Agora volta a Portugal para dançar “Giselle”, onde faz o protagonista, Albrecht, condenado a dançar até à morte. Imagina-se a dançar até à morte?
Coitado do Albrecht, ainda bem que ele é salvo pela sua amada. Esta é uma peça muito exigente. Fiz este papel o ano passado em Londres e havia alturas que achava que ia ter um ataque cardíaco. Porque são tantos saltos, é de uma exigência técnica incrível. No fim, não é só o Albrecht que está exausto, eu estou realmente exausto.

Em Londres atingiu o topo da carreira a que um bailarino pode aspirar. Vê-se a dançar noutro país, nos Estados Unidos, por exemplo?

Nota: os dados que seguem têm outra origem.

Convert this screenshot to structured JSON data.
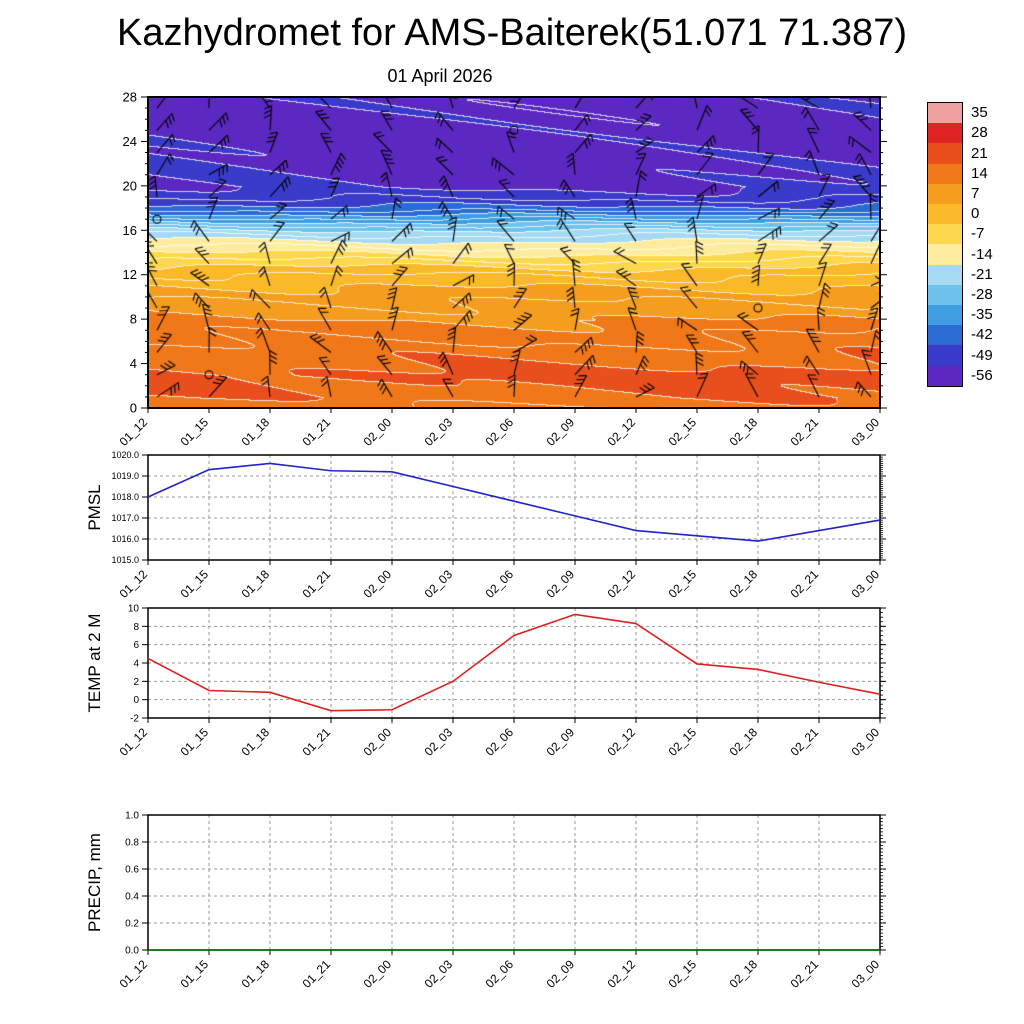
{
  "title": "Kazhydromet for AMS-Baiterek(51.071 71.387)",
  "subtitle": "01 April 2026",
  "time_labels": [
    "01_12",
    "01_15",
    "01_18",
    "01_21",
    "02_00",
    "02_03",
    "02_06",
    "02_09",
    "02_12",
    "02_15",
    "02_18",
    "02_21",
    "03_00"
  ],
  "chart_data": [
    {
      "type": "heatmap",
      "name": "temperature-height-time-cross-section",
      "title": "01 April 2026",
      "x_tick_labels": [
        "01_12",
        "01_15",
        "01_18",
        "01_21",
        "02_00",
        "02_03",
        "02_06",
        "02_09",
        "02_12",
        "02_15",
        "02_18",
        "02_21",
        "03_00"
      ],
      "ylim": [
        0,
        28
      ],
      "y_ticks": [
        0,
        4,
        8,
        12,
        16,
        20,
        24,
        28
      ],
      "wind_barbs": true,
      "contour_color": "#ffffff",
      "legend": {
        "levels": [
          35,
          28,
          21,
          14,
          7,
          0,
          -7,
          -14,
          -21,
          -28,
          -35,
          -42,
          -49,
          -56
        ],
        "colors": [
          "#f0a2a2",
          "#e02423",
          "#e94f1d",
          "#f07818",
          "#f59d1e",
          "#f9b929",
          "#fdd84e",
          "#feec9e",
          "#a6daf2",
          "#6ec2ec",
          "#3f9ee2",
          "#2b6bd4",
          "#3a3bca",
          "#5c28c2"
        ]
      },
      "profile": {
        "heights": [
          0,
          1,
          3,
          5,
          8,
          10,
          12,
          13,
          14,
          15,
          16,
          17,
          18,
          19,
          20,
          28
        ],
        "temps": [
          10,
          13,
          15,
          12,
          7,
          3,
          -3,
          -8,
          -14,
          -20,
          -27,
          -37,
          -47,
          -53,
          -56.5,
          -57.5
        ]
      }
    },
    {
      "type": "line",
      "name": "pmsl",
      "ylabel": "PMSL",
      "color": "#2222cc",
      "ylim": [
        1015,
        1020
      ],
      "y_ticks": [
        1015,
        1016,
        1017,
        1018,
        1019,
        1020
      ],
      "y_tick_labels": [
        "1015.0",
        "1016.0",
        "1017.0",
        "1018.0",
        "1019.0",
        "1020.0"
      ],
      "x": [
        "01_12",
        "01_15",
        "01_18",
        "01_21",
        "02_00",
        "02_03",
        "02_06",
        "02_09",
        "02_12",
        "02_15",
        "02_18",
        "02_21",
        "03_00"
      ],
      "values": [
        1018.0,
        1019.3,
        1019.6,
        1019.25,
        1019.2,
        1018.5,
        1017.8,
        1017.1,
        1016.4,
        1016.15,
        1015.9,
        1016.4,
        1016.9
      ]
    },
    {
      "type": "line",
      "name": "temp-at-2m",
      "ylabel": "TEMP at 2 M",
      "color": "#dd2020",
      "ylim": [
        -2,
        10
      ],
      "y_ticks": [
        -2,
        0,
        2,
        4,
        6,
        8,
        10
      ],
      "y_tick_labels": [
        "-2",
        "0",
        "2",
        "4",
        "6",
        "8",
        "10"
      ],
      "x": [
        "01_12",
        "01_15",
        "01_18",
        "01_21",
        "02_00",
        "02_03",
        "02_06",
        "02_09",
        "02_12",
        "02_15",
        "02_18",
        "02_21",
        "03_00"
      ],
      "values": [
        4.5,
        1.0,
        0.8,
        -1.2,
        -1.1,
        2.0,
        7.0,
        9.3,
        8.3,
        3.9,
        3.3,
        1.9,
        0.6
      ]
    },
    {
      "type": "line",
      "name": "precip",
      "ylabel": "PRECIP, mm",
      "color": "#007700",
      "ylim": [
        0,
        1
      ],
      "y_ticks": [
        0,
        0.2,
        0.4,
        0.6,
        0.8,
        1
      ],
      "y_tick_labels": [
        "0.0",
        "0.2",
        "0.4",
        "0.6",
        "0.8",
        "1.0"
      ],
      "x": [
        "01_12",
        "01_15",
        "01_18",
        "01_21",
        "02_00",
        "02_03",
        "02_06",
        "02_09",
        "02_12",
        "02_15",
        "02_18",
        "02_21",
        "03_00"
      ],
      "values": [
        0,
        0,
        0,
        0,
        0,
        0,
        0,
        0,
        0,
        0,
        0,
        0,
        0
      ]
    }
  ]
}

Nos EUA dificilmente, não gosto daquele pais social e politicamente. Vejo-me noutro país, mas não fora da Europa. Apesar de tudo, aqui temos mais direitos. Vejo-me a continuar cá e a contar outras histórias, seja em dança ou em teatro. Acho que precisamos de histórias de hoje, dos marginalizados, acho que a dança precisa de mudar e eu gostaria de fazer parte dessa mudança.